Amman: Syrian troops backed by tanks and artillery moved into a rebel-held district of Damascus on Monday, stepping up efforts to drive opposition fighters from the capital and build on battlefield gains elsewhere in the country, a rebel commander said.

Opposition sources said troops loyal to President Bashar Al Assad advanced into the neighbourhood of Qaboun after subjecting the district to heavy shelling. Two adjacent rebel-held neighbourhoods have been under sustained fire in recent weeks to cut off the movement of rebel fighters.

Diplomats and security sources said Al Assad appeared intent on securing the capital from rebels that pose a threat to his troops, who are dug into positions in the centre of the city.

Backed by fighters from the Hezbollah, Al Assad has recaptured important regions in central Syria in the past two months, linking Damascus to his Alawite heartland on the coast. His troops now appear focused on eliminating the rebel threat to the capital.

In Qaboun, Republican Guards troops detained hundreds of people in public places to prevent rebel fighters from hitting government troops as they breached rebel defences and entered the district, activists said.

There was no immediate comment on the fighting from the Syrian government and Reuters was not able to verify opposition accounts.

Qaboun contains an industrial area through which rebels had been linking up with opposition units in the north-eastern suburb of Harasta.

Republican Guards units overran the industrial area and besieged Qaboun with T-72 tanks while units on high ground in the centre of the capital hit Qaboun with rockets and artillery, according to a rebel commander there.

“They made inroads into Qaboun.
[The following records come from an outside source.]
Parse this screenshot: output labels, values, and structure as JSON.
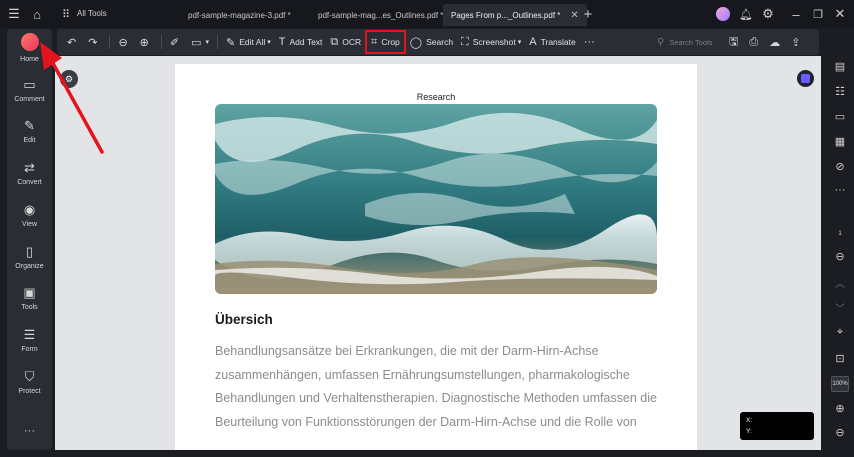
{
  "titlebar": {
    "all_tools": "All Tools",
    "tabs": [
      {
        "label": "pdf-sample-magazine-3.pdf *"
      },
      {
        "label": "pdf-sample-mag...es_Outlines.pdf *"
      },
      {
        "label": "Pages From p..._Outlines.pdf *",
        "active": true
      }
    ]
  },
  "toolbar": {
    "edit_all": "Edit All",
    "add_text": "Add Text",
    "ocr": "OCR",
    "crop": "Crop",
    "search": "Search",
    "screenshot": "Screenshot",
    "translate": "Translate",
    "search_tools_placeholder": "Search Tools"
  },
  "sidebar": {
    "items": [
      {
        "label": "Home",
        "icon": "home-icon"
      },
      {
        "label": "Comment",
        "icon": "comment-icon"
      },
      {
        "label": "Edit",
        "icon": "edit-icon"
      },
      {
        "label": "Convert",
        "icon": "convert-icon"
      },
      {
        "label": "View",
        "icon": "view-icon"
      },
      {
        "label": "Organize",
        "icon": "organize-icon"
      },
      {
        "label": "Tools",
        "icon": "tools-icon"
      },
      {
        "label": "Form",
        "icon": "form-icon"
      },
      {
        "label": "Protect",
        "icon": "protect-icon"
      }
    ]
  },
  "rightbar": {
    "page_number": "1",
    "zoom": "100%"
  },
  "document": {
    "header": "Research",
    "heading": "Übersich",
    "body": "Behandlungsansätze bei Erkrankungen, die mit der Darm-Hirn-Achse zusammenhängen, umfassen Ernährungsumstellungen, pharmakologische Behandlungen und Verhaltenstherapien. Diagnostische Methoden umfassen die Beurteilung von Funktionsstörungen der Darm-Hirn-Achse und die Rolle von"
  },
  "coords": {
    "x_label": "X:",
    "y_label": "Y:"
  },
  "colors": {
    "highlight": "#e3141b",
    "annotation_arrow": "#e3141b",
    "accent": "#6b5cff"
  }
}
We are still on the high buildings but they took lots of civilians to prevent us from hitting them,” said Mohammad Abu Al Hoda of the Free Syrian Army.
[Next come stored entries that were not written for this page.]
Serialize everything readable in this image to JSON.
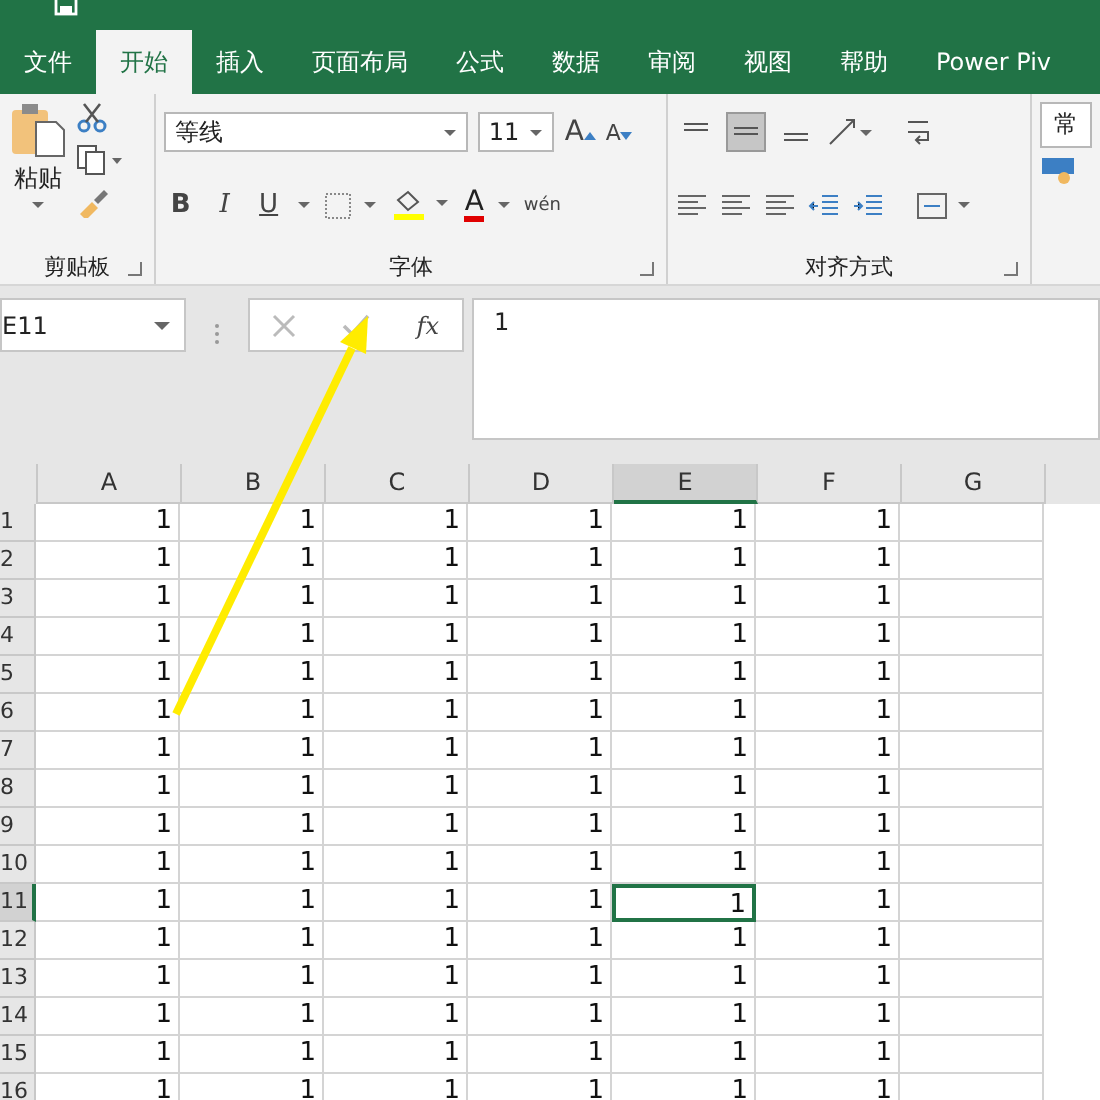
{
  "ribbon_tabs": [
    {
      "label": "文件",
      "selected": false
    },
    {
      "label": "开始",
      "selected": true
    },
    {
      "label": "插入",
      "selected": false
    },
    {
      "label": "页面布局",
      "selected": false
    },
    {
      "label": "公式",
      "selected": false
    },
    {
      "label": "数据",
      "selected": false
    },
    {
      "label": "审阅",
      "selected": false
    },
    {
      "label": "视图",
      "selected": false
    },
    {
      "label": "帮助",
      "selected": false
    },
    {
      "label": "Power Piv",
      "selected": false
    }
  ],
  "clipboard_group": {
    "paste": "粘贴",
    "label": "剪贴板"
  },
  "font_group": {
    "font_name": "等线",
    "font_size": "11",
    "grow": "A",
    "shrink": "A",
    "bold": "B",
    "italic": "I",
    "underline": "U",
    "font_color": "A",
    "phonetic": "wén",
    "label": "字体"
  },
  "alignment_group": {
    "vertical": [
      {
        "selected": false
      },
      {
        "selected": true
      },
      {
        "selected": false
      }
    ],
    "label": "对齐方式"
  },
  "number_group": {
    "format": "常"
  },
  "formula_bar": {
    "name_box": "E11",
    "fx": "fx",
    "formula": "1"
  },
  "columns": [
    {
      "label": "A",
      "selected": false
    },
    {
      "label": "B",
      "selected": false
    },
    {
      "label": "C",
      "selected": false
    },
    {
      "label": "D",
      "selected": false
    },
    {
      "label": "E",
      "selected": true
    },
    {
      "label": "F",
      "selected": false
    },
    {
      "label": "G",
      "selected": false
    }
  ],
  "rows": [
    {
      "header": "1",
      "selected": false,
      "cells": [
        "1",
        "1",
        "1",
        "1",
        "1",
        "1"
      ]
    },
    {
      "header": "2",
      "selected": false,
      "cells": [
        "1",
        "1",
        "1",
        "1",
        "1",
        "1"
      ]
    },
    {
      "header": "3",
      "selected": false,
      "cells": [
        "1",
        "1",
        "1",
        "1",
        "1",
        "1"
      ]
    },
    {
      "header": "4",
      "selected": false,
      "cells": [
        "1",
        "1",
        "1",
        "1",
        "1",
        "1"
      ]
    },
    {
      "header": "5",
      "selected": false,
      "cells": [
        "1",
        "1",
        "1",
        "1",
        "1",
        "1"
      ]
    },
    {
      "header": "6",
      "selected": false,
      "cells": [
        "1",
        "1",
        "1",
        "1",
        "1",
        "1"
      ]
    },
    {
      "header": "7",
      "selected": false,
      "cells": [
        "1",
        "1",
        "1",
        "1",
        "1",
        "1"
      ]
    },
    {
      "header": "8",
      "selected": false,
      "cells": [
        "1",
        "1",
        "1",
        "1",
        "1",
        "1"
      ]
    },
    {
      "header": "9",
      "selected": false,
      "cells": [
        "1",
        "1",
        "1",
        "1",
        "1",
        "1"
      ]
    },
    {
      "header": "10",
      "selected": false,
      "cells": [
        "1",
        "1",
        "1",
        "1",
        "1",
        "1"
      ]
    },
    {
      "header": "11",
      "selected": true,
      "cells": [
        "1",
        "1",
        "1",
        "1",
        "1",
        "1"
      ]
    },
    {
      "header": "12",
      "selected": false,
      "cells": [
        "1",
        "1",
        "1",
        "1",
        "1",
        "1"
      ]
    },
    {
      "header": "13",
      "selected": false,
      "cells": [
        "1",
        "1",
        "1",
        "1",
        "1",
        "1"
      ]
    },
    {
      "header": "14",
      "selected": false,
      "cells": [
        "1",
        "1",
        "1",
        "1",
        "1",
        "1"
      ]
    },
    {
      "header": "15",
      "selected": false,
      "cells": [
        "1",
        "1",
        "1",
        "1",
        "1",
        "1"
      ]
    },
    {
      "header": "16",
      "selected": false,
      "cells": [
        "1",
        "1",
        "1",
        "1",
        "1",
        "1"
      ]
    }
  ]
}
He said the hostages were being held in a mosque and two schools.

The Qaboun Coordination Committee, an activist group, said at least 60 people had been killed in Qaboun over the last few days by the shelling and subsequent clashes.

A working class district, Qaboun was one of the first areas of Damascus to demonstrate against four decades of rule by Al Assad and his late father before becoming a centre of armed resistance after security forces killed dozens of protesters.

The conflict has taken on a sectarian dimension seen elsewhere in Syria, with Qaboun pitted against an adjacent neighbourhood inhabited by members Al Assad’s Alawites.

The opposition Syrian National Coalition said in a statement that 200 people were trapped in a mosque in Qaboun and 40,000 civilians in Qaboun and nearby Barzeh have been under siege for the last seven months and face the threat of being wiped out by indiscriminate shelling.

The Syrian Observatory for Human Rights, a pro-opposition monitoring group, said that the detained residents were able to flee the mosque on Saturday. But it said locals were struggling to cope with shortages of food and medicine and the presence of snipers.